MMS • Johan Janssen
Article originally posted on InfoQ. Visit InfoQ
Kotlin DataFrame, available as a first public preview, is a new library for processing data from any source, such as CSV, JSON, Excel and Apache Arrow files. The DataFrame library works together with Kotlin data classes and hierarchical data schemas by using a Domain Specific Language (DSL).
A data frame is a two dimensional table with labeled columns, comparable to spreadsheets, SQL tables, or CSV files. The Kotlin DataFrame GitHub repository contains more information about the set of operations on the data, available through a DSL, supporting data analysis. The library started as a wrapper around the Krangl library, but most of the functionality was rewritten over time.
The Kotlin DataFrame library was designed to read and display data from any source and allows nesting columns and cells. Any Kotlin object or collection can be stored and retrieved from a DataFrame.
Data may be supplied via a file such as students.csv:
firstName, lastName, country
Akmad, Desiree, The Netherlands
Serik, Chuy, India
Ioel, Jan, Belgium
Draco, Arti, Argentina
Myrna, Hyginos, Bolivia
Dalila, Dardanos, Belgium
The DataFrame is created based on the contents of the file:
val studentsDataFrame = DataFrame.read("students.csv")
print(studentsDataFrame.head())
By default, the head()
method returns the first five rows:
firstName lastName country
0 Akmad Desiree The Netherlands
1 Serik Chuy India
2 Ioel Jan Belgium
3 Draco Arti Argentina
4 Myrna Hyginos Bolivia
Alternatively, the DataFrame may be created programmatically:
val firstName by columnOf("Akmad", "Serik", "Ioel", "Draco", "Myrna", "Dalila")
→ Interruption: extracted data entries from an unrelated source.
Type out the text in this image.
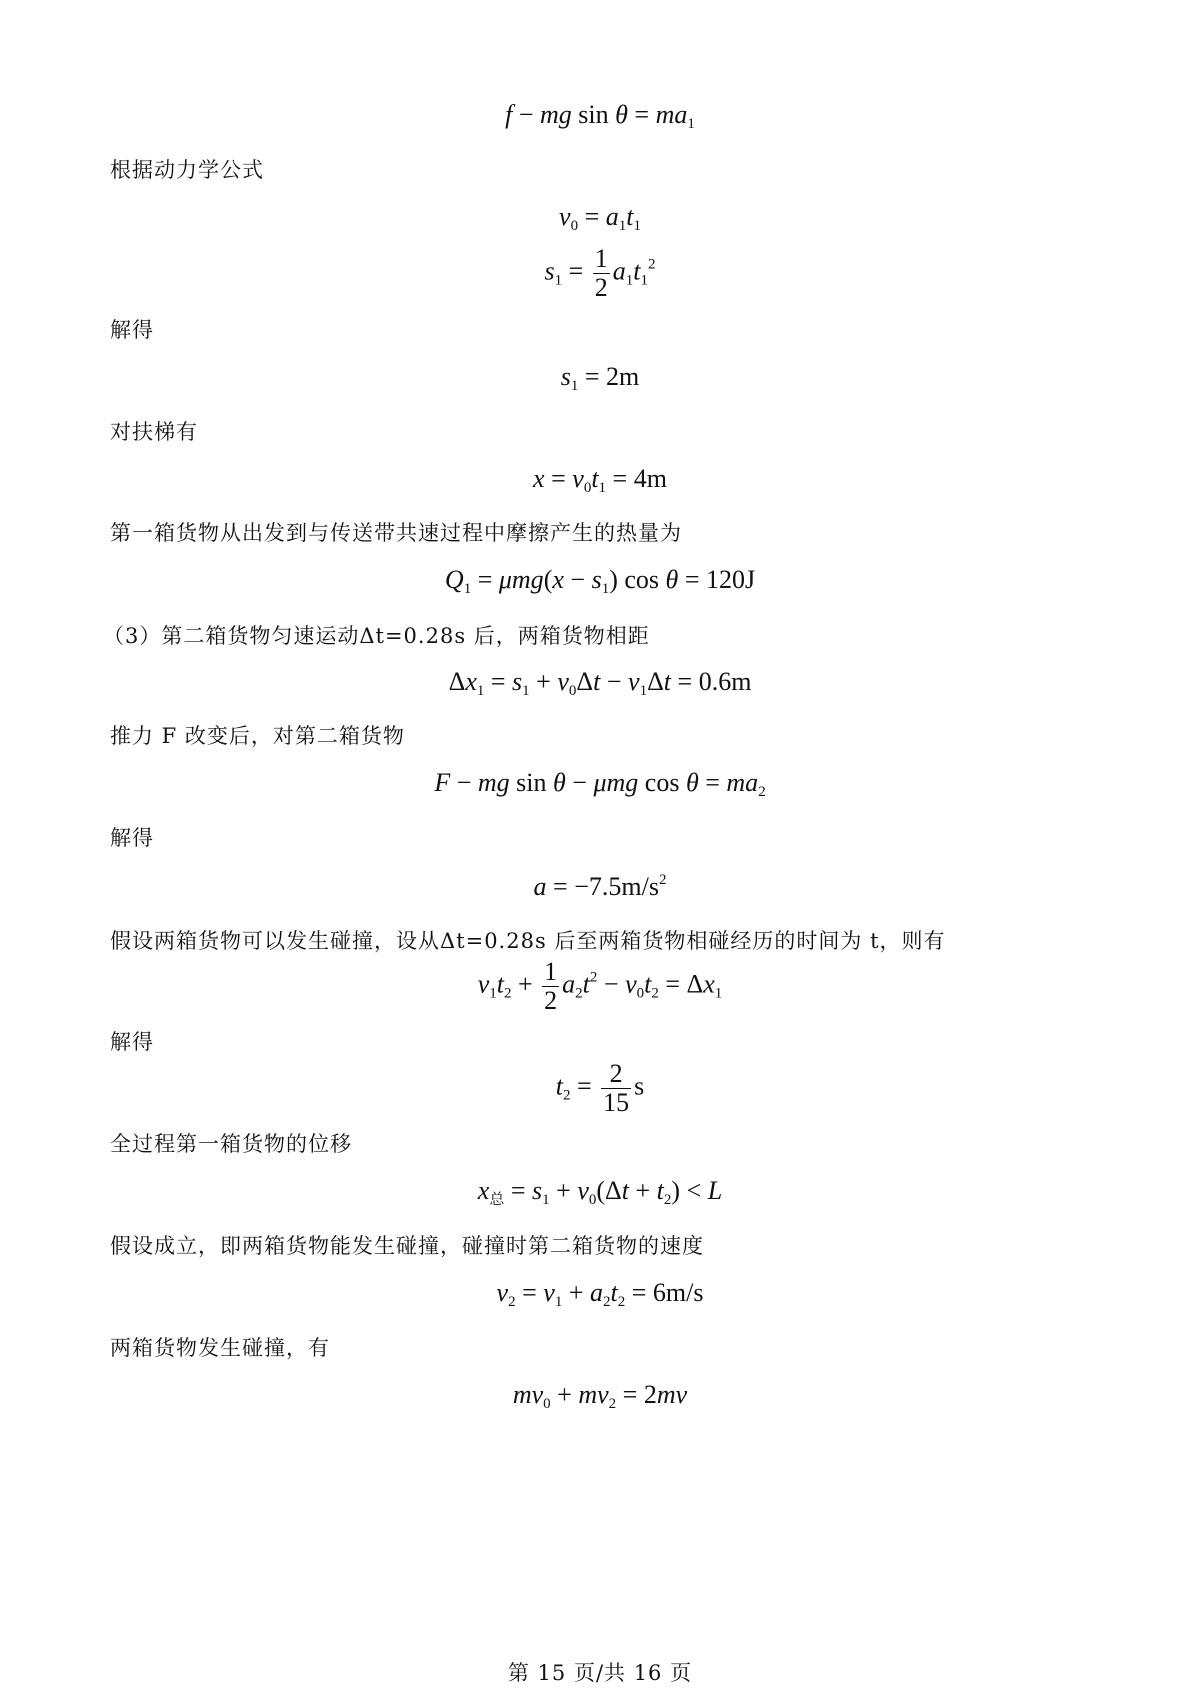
f − mg $\sin \theta = ma_1$
根据动力学公式
$v_0 = a_1t_1$
$s_1 = \frac{1}{2} a_1t_1^2$
解得
$s_1 = 2m$
对扶梯有
$x = v_0t_1 = 4m$
第一箱货物从出发到与传送带共速过程中摩擦产生的热量为
$Q_1 = \mu mg(x - s_1)$ cos θ = 120J
（3）第二箱货物匀速运动Δt=0.28s 后，两箱货物相距
$\Delta x_1 = s_1 + v_0\Delta t - v_1\Delta t = 0.6m$
推力 F 改变后，对第二箱货物
F − mg sin θ − μmg $\cos \theta = ma_2$
解得
$a = -7.5m/s^2$
假设两箱货物可以发生碰撞，设从Δt=0.28s 后至两箱货物相碰经历的时间为 t，则有
$v_1t_2 + \frac{1}{2} a_2t^2 - v_0t_2 = \Delta x_1$
解得
$t_2 = \frac{2}{15}$ s
全过程第一箱货物的位移
$x_总 = s_1 + v_0(\Delta t + t_2) < L$
假设成立，即两箱货物能发生碰撞，碰撞时第二箱货物的速度
$v_2 = v_1 + a_2t_2 = 6m/s$
两箱货物发生碰撞，有
$mv_0 + mv_2 = 2mv$
第 15 页/共 16 页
val lastName by columnOf("Desiree", "Chuy", "Jan", "Arti", "Hyginos", "Dardanos")
val country by columnOf("The Netherlands", "India", "Belgium", "Argentina", "Bolivia", "Belgium")
By supplying the head()
method with an argument, the number of elements may be defined, in this case two:
val customDataFrame = dataFrameOf(firstName, lastName, country)
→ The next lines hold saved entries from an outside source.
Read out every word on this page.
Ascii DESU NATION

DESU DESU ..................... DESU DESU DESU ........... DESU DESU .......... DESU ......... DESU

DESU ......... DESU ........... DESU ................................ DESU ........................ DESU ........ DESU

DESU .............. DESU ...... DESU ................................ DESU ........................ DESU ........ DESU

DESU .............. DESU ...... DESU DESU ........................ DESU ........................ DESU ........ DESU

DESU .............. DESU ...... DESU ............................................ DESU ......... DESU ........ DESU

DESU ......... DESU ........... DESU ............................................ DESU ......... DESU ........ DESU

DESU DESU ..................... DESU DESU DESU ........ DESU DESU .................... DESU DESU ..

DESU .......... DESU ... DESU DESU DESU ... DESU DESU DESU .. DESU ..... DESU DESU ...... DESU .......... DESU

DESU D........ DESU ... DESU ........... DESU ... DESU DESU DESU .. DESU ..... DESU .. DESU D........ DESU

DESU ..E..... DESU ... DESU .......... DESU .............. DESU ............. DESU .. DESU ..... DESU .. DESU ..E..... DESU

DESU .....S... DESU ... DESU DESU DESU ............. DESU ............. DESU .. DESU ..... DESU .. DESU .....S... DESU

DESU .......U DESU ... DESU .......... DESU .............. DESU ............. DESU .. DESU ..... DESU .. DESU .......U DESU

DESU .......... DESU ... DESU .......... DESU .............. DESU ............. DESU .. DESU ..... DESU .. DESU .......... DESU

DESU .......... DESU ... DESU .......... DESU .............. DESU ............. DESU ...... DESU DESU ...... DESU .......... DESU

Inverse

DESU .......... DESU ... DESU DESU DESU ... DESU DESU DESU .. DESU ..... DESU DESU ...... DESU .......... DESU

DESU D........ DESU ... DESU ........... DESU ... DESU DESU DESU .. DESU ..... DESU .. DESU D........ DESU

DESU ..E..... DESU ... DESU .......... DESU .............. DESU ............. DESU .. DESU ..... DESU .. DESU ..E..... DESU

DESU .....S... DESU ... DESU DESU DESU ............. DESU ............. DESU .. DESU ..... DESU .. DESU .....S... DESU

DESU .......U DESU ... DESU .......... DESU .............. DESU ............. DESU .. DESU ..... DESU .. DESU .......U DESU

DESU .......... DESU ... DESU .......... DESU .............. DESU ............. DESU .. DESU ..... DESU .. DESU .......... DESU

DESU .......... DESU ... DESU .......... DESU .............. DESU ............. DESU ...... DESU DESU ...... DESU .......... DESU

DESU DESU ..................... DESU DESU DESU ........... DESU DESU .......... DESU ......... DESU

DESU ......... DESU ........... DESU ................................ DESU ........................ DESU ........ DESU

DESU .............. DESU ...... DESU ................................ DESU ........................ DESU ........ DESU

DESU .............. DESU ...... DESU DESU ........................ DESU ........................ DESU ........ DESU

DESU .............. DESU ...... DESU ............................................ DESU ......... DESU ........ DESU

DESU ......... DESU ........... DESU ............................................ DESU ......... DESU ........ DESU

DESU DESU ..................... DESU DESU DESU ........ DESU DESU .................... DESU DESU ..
print(customDataFrame.head(2))
firstName lastName country
0 Akmad Desiree The Netherlands
1 Serik Chuy India
The API offers various ways to retrieve specific types of data such as the contents of the first row:
println(studentsDataFrame.get(0).values())
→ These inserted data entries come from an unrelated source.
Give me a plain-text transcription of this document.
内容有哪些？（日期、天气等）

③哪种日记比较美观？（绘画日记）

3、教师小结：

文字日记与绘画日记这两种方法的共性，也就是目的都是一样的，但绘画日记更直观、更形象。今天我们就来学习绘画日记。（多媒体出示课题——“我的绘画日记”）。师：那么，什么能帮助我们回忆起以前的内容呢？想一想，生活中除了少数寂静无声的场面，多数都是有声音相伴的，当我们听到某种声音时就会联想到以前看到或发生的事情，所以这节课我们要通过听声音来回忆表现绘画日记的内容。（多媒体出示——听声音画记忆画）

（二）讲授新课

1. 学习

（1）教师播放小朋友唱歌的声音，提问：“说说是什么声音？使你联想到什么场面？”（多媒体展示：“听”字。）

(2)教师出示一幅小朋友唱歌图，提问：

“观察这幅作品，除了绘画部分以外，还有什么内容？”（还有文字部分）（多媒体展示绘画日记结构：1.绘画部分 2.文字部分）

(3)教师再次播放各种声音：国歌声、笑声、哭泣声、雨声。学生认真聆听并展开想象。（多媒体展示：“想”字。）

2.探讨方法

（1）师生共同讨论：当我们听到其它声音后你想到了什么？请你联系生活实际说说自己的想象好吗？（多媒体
[Akmad, Desiree, The Netherlands]
Alternatively, a specific column, such as the country column may be retrieved:
println(studentsDataFrame.getColumnOrNull(2)?.values())
[The Netherlands, India, Belgium, Argentina, Bolivia, Belgium]
More advanced API methods allow, for example, sorting and removing elements from a DataFrame:
println(studentsDataFrame.sortBy("firstName").remove("country"));
firstName lastName
0 Akmad Desiree
1 Dalila Dardanos
2 Draco Arti
3 Ioel Jan
4 Myrna Hyginos
5 Serik Chuy
A DataSchema
annotation may be specified to improve the data handling:
@DataSchema
interface Student {
val firstName: String
val lastName: String
val country: String
}
Now the schema can be used together with the DataFrame API to filter on the country
field of Student
and sort on the firstName
field of Student
:
val studentsDataFrame = DataFrame.read("students.csv")
println(studentsDataFrame.filter{it[Student::country] != "Belgium"}.sortBy(Student::firstName))
firstName lastName country
0 Akmad Desiree The Netherlands
1 Draco Arti Argentina
2 Myrna Hyginos Bolivia
3 Serik Chuy India
More information can be found in the first video about Kotlin DataFrame which covers the basic operations and processing tables. Various examples are available and the #datascience channel on Slack may be used to ask questions after signing-up.